Suatu hari saat kuotaku telah habis aku sangat kebingungan untuk membeli
kuota lagi. Lalu aku mencoba minta ke ibu “bu, kuotanya sudah habis.. apakah
aku boleh minta uang untuk beli kuota?” Ibu menoleh dan melotot. “apa kau
sudah gila hingga meminta uang untuk hal tidak berguna?! Kenapa tidak minta
pada ayahmu?! Pergi sana!!”. Aku menangis keluar dari kamar ibu. Aku
mencari-cari ayah tapi tidak ada. “Kakak mencari ayah? Akhir-akhir ini ayah
sering keluar tanpa alasan dan berkeliling kak”. Aku sedikit mengumpat hati
karena tidak ada yang bisa menolongku.

Sudah dua minggu ini aku tidak mengikuti pelajaran daring. Alasannya terletak
pada kuota. Sebenarnya aku merasa gelisah tapi bagaimana lagi, biaya tidak
ada. Sedangkan aku dituntut untuk dewasa sebelum waktunya.
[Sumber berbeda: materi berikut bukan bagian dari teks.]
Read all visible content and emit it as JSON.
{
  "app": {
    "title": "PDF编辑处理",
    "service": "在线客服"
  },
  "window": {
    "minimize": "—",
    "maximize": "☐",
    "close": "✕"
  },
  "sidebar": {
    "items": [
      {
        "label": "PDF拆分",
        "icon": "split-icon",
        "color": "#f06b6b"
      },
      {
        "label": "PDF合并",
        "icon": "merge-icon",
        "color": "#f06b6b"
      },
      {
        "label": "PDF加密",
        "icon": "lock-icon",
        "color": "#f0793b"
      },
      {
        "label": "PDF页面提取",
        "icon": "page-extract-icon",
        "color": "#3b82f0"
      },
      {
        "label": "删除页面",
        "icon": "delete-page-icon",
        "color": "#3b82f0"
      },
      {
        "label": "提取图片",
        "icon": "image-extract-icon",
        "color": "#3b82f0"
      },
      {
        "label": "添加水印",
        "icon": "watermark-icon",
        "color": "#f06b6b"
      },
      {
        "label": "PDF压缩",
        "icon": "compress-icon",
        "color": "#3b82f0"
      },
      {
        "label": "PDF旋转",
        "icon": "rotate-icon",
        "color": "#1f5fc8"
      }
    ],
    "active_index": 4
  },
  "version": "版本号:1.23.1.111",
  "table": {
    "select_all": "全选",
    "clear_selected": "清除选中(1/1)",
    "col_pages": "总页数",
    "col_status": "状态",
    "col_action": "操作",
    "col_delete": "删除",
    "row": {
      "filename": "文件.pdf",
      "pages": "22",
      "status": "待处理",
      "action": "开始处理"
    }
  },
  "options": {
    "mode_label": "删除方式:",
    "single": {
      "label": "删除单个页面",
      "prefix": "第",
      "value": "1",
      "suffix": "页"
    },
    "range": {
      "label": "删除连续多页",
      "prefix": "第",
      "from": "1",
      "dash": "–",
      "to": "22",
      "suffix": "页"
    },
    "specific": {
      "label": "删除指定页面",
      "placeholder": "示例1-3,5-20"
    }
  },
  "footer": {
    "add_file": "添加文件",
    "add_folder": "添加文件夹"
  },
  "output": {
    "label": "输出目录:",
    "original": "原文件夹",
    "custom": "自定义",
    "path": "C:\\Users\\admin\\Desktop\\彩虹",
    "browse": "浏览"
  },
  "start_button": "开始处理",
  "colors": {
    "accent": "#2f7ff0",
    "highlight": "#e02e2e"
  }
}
Pagi-pagi ku hanya diisi dengan pekerjaan hang seharusnya belum waktunya


bagiku. Pagi ini sebelum berangkat bekerja ibu menghampiriku dikamar. "Fitri,
sebaiknya handphone itu dijual. Ngak ada gunanya lagi kan?" Aku terkejut
dengan penuturan ibu. "Maaf bu, tapi aku akan tetap berusaha untuk mengikuti
pembelajaran" Tuturku lembut. "Kamu ini yaa keras kepala sama kayak
ayahmu yang idiot!!!". Air mataku luruh saat ibu mengatakan itu padaku, dan
yang paling sakit adalah ketika ibu menyebut ayah idiot.
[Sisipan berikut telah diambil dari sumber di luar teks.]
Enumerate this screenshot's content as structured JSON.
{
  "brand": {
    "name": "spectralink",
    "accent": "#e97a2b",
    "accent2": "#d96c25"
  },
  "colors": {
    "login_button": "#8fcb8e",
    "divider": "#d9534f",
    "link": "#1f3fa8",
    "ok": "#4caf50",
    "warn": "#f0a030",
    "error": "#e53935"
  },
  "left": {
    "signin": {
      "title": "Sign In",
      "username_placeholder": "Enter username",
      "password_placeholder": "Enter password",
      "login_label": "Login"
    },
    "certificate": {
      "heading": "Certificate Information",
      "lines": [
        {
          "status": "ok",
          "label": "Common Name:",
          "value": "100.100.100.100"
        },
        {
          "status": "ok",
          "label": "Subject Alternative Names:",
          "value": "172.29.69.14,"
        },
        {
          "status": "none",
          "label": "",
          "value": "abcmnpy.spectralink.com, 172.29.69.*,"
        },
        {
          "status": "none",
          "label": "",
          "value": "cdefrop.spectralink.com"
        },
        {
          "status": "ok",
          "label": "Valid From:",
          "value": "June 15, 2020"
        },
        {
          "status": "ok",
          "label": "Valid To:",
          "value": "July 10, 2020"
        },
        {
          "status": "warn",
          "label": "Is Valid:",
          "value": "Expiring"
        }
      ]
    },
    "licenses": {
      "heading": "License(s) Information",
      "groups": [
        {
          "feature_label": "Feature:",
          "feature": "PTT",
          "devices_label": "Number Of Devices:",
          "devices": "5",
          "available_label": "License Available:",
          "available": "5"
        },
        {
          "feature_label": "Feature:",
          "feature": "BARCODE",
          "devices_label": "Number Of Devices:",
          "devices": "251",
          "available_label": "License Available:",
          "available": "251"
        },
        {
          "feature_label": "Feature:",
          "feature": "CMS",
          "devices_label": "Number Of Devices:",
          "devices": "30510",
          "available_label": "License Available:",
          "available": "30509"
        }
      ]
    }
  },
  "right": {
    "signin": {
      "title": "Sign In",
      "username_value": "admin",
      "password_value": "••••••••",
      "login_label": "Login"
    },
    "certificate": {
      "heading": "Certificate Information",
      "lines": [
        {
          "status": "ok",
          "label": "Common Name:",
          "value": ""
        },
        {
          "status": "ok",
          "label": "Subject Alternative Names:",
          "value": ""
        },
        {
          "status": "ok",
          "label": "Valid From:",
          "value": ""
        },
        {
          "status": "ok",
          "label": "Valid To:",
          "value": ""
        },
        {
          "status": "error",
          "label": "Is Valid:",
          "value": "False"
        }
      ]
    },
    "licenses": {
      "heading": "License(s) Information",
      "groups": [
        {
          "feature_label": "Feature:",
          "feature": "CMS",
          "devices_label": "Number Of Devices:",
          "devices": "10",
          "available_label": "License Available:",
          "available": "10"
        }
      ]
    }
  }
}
Akhir-akhir ini ayah menjadi sangat sering keluar rumah. Entah kemana
perginya aku tidak tahu. Kini kehidupan kami hanya bergantung pada upah
yang kuperoleh dari bekerja sebagai cuci gosok. Tak ada lagi yang bisa
kuandalkan. Usiaku baru 12 tahun tapi harus dengan siap menghadapi sulitnya
hidup ditengah himpitan ekonomi. Tiba-tiba ayah datang dengan membawa
uang banyak, ibu dan adik-adik senang melihat ayah pulang dan mendapatkan
uang sebanyak itu. Lalu menyuruhku untuk membeli kuota. “ayah mendapatkan
uang sebanyak ini dari mana?” tanyaku dengan wajah gembira dan
kebingungan. Ayah menjawabnya dengan gagap “a...ayah mendapatkan uang
dari bos baru ayah”. Aku pun pergi untuk beli kuota. Sejak saat itu aku sekolah
daring dengan rajin dan tepat waktu mengumpulkan tugas.

Pada suatu hari saat aku mengerjakan tugas tiba-tiba seorang tetangga
berteriak memanggilku dari luar. "Ada apa mas?". Wajahnya begitu tegang dan
sangat terburu-buru. "Anuu... ayahmu pingsan di jalan dalam kondisi lemas”.
“apa? Ayah pingsan?” lalu aku masuk kedalam untuk memberi tahu ibu. Kami
bergegas pergi kerumah sakit, ternyata ayah selama ini sudah menjual
ginjalnya demi membeli kuota untuk sekolah daring dan demi menghidupi kami.

Ibu sangat menyesal mendengar kabar ini. Ibu juga sangat sedih dan menagis
ketika melihat ayah yang sedang berbaring dengan wajah pucat yang selalu
dimaki ibu itu sedang tersenyum untuk berjuang menghapi penyakitnya.
Memang semenjak ginjal ayah dijual, kini hidup kami tercukupi. Sejak itulah ibu
menutup dirinya dengan berhijab berubah menjadi lebih baik. Setelah ayah
keluar dari rumah sakit, ayah dan ibu membuka usaha warung kopi dari sisa
uang penjualan ginjal ayah. Usaha yang dibangun ayah dan ibu berhasil.
Semua ini tak luput dari pengorbanan sang malaikatku yaitu ayah. Ayah
memang malaikat baik yang pernah aku temui.